I have read elsewhere on this forum that new concrete should not be sealed or coated if the intention is to apply an epoxy after it cures.

Any recommendations on the appropriate finsh (i.e. smooth trowel, broom or other) ? It would seem to me that a broom finish would provide the best surface for the epoxy to adhere to.

If I do use a broom finish, would that eliminate the need to etch the surface?

Thanks for input.


----------



## Chris (Sep 7, 2012)

I would not recommend the broom finish if you are going to do epoxy, it wont get as smooth and etching is easy. Smooth finish will give the epoxy the best look.


----------



## oldognewtrick (Sep 7, 2012)

Be sure to allow for a proper cure before applying any type of coating and do a moisture test by tapping clear plastic over an area and see if you have moisture underneath after 24 hours.


----------



## batman71 (Sep 7, 2012)

I spoke with Sherwin-Williams yesterday and they confirmed that etching would be required even with a broom finish. Apparently, the etching has more to do with the composition of the surface as opposed to the texture.

 I have the latitude of waiting sveral weeks or even months before applying the epoxy. So, allowing it to fully cure and dry should not be an issue.


----------



## oldognewtrick (Sep 7, 2012)

I belive the cure standard is 28 days per inck of slab.


----------



## SeattleSurfaces (Nov 7, 2012)

Acid etching isn't an adequate form of surface prep to create the required profile you need to get an epoxy to bond well.

You really should grind or shot blast for best results.

With that said, a standard floor finish will be as good as anything and will be user friendly in the meantime.

Dave


----------



## pauloman (Dec 13, 2012)

the truth is that 90% of the DIY home epoxy homeowners just sweep and leaf blow their garages and get away with it.

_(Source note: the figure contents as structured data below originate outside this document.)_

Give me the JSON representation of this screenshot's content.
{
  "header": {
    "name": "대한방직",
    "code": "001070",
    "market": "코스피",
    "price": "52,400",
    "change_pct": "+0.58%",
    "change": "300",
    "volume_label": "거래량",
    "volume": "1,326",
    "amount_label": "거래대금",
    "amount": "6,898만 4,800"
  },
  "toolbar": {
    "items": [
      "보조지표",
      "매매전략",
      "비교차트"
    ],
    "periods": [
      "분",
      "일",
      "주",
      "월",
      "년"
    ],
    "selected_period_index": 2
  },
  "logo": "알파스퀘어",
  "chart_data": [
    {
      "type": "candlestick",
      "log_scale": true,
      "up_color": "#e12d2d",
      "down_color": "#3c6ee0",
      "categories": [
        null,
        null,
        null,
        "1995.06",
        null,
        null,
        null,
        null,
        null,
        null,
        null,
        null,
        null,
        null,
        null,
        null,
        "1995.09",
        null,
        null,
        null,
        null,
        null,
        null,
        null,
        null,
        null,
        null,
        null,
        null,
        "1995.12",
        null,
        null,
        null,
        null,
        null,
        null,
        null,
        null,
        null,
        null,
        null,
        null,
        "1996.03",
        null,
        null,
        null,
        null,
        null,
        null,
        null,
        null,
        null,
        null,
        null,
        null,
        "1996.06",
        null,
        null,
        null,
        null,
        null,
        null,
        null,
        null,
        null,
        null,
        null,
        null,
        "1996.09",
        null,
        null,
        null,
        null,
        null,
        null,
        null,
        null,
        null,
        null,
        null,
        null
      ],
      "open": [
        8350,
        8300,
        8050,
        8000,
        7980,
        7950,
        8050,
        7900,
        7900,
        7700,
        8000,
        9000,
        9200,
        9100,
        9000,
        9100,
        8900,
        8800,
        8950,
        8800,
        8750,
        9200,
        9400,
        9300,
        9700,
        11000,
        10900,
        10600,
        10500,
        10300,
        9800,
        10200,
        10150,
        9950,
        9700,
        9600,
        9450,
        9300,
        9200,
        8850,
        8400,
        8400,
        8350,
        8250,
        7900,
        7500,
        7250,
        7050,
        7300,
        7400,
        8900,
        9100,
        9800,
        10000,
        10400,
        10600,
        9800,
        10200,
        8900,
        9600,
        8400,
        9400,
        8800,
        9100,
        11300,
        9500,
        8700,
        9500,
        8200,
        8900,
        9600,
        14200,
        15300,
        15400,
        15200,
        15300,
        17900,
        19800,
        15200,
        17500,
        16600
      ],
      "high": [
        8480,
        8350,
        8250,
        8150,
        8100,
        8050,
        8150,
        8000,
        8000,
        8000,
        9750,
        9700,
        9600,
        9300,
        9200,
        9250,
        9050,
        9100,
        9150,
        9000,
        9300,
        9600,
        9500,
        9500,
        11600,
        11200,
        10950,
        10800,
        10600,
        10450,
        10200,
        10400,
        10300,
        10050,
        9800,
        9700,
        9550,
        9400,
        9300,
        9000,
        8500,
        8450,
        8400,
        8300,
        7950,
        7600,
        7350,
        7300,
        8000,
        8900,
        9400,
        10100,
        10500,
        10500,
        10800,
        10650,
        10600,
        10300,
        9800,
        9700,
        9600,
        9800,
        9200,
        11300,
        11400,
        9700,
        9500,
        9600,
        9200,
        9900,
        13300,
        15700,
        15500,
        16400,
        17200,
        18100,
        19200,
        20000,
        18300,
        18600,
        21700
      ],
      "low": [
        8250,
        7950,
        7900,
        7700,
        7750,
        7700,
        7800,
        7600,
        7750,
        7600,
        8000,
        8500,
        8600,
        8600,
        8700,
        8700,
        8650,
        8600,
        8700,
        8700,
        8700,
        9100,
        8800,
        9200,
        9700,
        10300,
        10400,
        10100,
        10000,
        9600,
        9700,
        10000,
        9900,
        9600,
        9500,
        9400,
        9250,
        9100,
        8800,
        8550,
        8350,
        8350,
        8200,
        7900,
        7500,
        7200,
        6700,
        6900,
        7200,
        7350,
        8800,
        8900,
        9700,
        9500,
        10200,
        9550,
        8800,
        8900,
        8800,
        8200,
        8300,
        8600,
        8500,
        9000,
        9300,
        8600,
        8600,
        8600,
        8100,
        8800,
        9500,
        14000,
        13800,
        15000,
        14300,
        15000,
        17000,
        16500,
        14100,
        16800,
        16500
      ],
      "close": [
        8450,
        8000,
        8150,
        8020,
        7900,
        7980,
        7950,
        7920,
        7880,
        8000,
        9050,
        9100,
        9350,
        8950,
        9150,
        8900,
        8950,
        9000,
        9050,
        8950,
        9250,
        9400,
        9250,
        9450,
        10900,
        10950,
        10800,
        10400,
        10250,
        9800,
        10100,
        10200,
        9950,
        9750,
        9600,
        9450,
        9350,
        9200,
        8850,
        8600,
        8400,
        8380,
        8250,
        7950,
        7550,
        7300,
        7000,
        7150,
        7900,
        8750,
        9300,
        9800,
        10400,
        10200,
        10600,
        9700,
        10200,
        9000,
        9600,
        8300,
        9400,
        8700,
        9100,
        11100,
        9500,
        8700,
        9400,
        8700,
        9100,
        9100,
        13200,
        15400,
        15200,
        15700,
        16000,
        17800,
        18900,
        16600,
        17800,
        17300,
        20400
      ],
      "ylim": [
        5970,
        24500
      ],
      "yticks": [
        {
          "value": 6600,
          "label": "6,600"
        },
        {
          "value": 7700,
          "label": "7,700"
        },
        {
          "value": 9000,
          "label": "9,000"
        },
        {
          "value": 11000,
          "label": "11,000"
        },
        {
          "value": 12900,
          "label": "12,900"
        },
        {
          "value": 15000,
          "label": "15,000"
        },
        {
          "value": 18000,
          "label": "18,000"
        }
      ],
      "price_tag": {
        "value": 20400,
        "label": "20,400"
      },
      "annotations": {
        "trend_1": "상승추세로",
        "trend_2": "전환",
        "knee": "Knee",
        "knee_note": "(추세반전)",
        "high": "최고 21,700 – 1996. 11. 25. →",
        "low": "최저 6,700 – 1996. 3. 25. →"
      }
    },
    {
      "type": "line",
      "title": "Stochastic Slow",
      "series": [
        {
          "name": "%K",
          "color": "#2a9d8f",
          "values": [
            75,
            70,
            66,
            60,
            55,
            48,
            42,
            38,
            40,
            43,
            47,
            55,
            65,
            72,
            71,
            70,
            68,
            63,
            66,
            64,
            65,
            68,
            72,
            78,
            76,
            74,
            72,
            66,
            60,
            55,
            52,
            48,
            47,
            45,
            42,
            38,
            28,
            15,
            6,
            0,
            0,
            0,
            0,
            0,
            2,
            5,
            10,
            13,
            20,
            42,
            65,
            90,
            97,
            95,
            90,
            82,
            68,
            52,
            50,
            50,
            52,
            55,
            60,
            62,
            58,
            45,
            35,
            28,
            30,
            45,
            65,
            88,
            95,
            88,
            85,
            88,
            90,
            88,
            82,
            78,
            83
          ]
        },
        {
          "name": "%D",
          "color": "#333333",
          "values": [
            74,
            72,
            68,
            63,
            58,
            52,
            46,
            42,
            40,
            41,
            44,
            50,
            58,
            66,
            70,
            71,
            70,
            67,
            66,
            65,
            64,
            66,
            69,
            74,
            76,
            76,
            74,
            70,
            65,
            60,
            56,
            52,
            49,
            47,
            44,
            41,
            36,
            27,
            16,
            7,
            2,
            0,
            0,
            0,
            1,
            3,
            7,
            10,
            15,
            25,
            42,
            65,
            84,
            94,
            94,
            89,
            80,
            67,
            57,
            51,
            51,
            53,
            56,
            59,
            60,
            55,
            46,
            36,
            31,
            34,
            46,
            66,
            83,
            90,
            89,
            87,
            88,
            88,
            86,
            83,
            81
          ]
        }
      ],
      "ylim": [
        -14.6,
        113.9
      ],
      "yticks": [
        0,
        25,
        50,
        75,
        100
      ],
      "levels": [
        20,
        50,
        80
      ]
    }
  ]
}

A contractor would never risk this!
Acid etching is still used by some contractors and homeowners (not many) - issues with flushed out acid on lawns and sewers.

Any finish but a really smooth one is fine. Epoxies are a surface bond so any texture is good. Acid etching textures are often not even visible to the eye.

All fresh concrete surfaces have a weak crust dirt, sand etc that floated to the top of the pour when the cement was put down. It is very important to remove this weak crust before applying any coating. This was commonly down with a stuff broom, but now generally with a good waterblaster.

for more prep type info - which no one seems to talk about - see www.epoxyproducts.com/floorlinks.html


----------



## havasu (Dec 13, 2012)

Powdered citric acid also works well for etching and doesn't harm the plants.


----------



## batman71 (Dec 14, 2012)

Thanks for the feedback!


----------